Ruthie Blum of the Jerusalem Post has a wonderful interview with filmmaker Simcha Jacobovici, centered around his newest film The Lost Tomb of Jesus (made with James Cameron of Titanic fame). This small excerpt should be interesting for most FM readers:
I grew up in a spiritual, but not observant, home. As a child of Holocaust survivors, a lot of my Jewish identity had to do with reacting to negative things - you know, the Holocaust, terrorism and all that. And I had to ask myself at one point, "If everybody loved us, would there still be a reason to be Jewish?"
That led me to start studying the positive message of Torah.
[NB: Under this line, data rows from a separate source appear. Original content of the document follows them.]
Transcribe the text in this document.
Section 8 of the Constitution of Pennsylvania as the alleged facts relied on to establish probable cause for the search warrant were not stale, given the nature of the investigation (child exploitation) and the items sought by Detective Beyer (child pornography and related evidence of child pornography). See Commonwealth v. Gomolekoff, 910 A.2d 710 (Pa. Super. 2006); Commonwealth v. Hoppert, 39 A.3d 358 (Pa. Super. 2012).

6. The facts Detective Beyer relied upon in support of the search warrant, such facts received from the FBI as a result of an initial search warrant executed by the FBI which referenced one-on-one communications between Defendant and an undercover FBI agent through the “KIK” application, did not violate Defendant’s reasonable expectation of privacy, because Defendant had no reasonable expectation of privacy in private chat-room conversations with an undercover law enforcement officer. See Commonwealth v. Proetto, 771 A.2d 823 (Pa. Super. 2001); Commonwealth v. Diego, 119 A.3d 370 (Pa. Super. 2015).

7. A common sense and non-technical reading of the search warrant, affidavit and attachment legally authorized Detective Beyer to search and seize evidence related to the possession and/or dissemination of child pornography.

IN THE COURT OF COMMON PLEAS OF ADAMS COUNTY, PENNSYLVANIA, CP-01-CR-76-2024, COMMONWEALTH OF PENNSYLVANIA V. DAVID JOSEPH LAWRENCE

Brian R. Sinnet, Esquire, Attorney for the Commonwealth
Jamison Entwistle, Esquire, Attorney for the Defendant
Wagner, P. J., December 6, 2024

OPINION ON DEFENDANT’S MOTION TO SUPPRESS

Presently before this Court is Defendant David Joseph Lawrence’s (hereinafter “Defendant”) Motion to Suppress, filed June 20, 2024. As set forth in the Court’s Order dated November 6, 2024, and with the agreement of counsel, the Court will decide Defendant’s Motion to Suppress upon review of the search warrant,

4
And the more I studied the Torah, the more it made sense to me. But it was a process. It wasn't like I was walking down the street and a lightening bolt flashed before my eyes. It took about 10 years from the time I started investigating it to the time I would say I became a full-fledged Orthodox Jew. But our first kid was born into a kosher home. So our kids are FFB, as they say - frum from birth.
Isn't being Orthodox hard for you, given the Hollywood kind of lifestyle you lead?
If anything, it's helped me. First of all, when I go on location where there's no kosher food, I eat power bars and lose a little bit of weight. And when I go to places where I insist on kosher food, I find that people are really accommodating and respectful of that. I'll go to big shots in Hollywood and they'll order kosher food and we'll all eat with little plastic knives. People are respectful of my keeping Shabbat as well. It's never happened that I've lost out on something because of it. At the end of the day, if you refuse to compromise, others come around.
The article mentions Simcha's Jewish activism as a student and his early work to rescue Ethiopian Jews (which, by the way, is how we met). Anyway, Simcha has a book out on the Lost Tomb that, he says, cites all the sources. It should be worth checking out for people on both sides of this issue.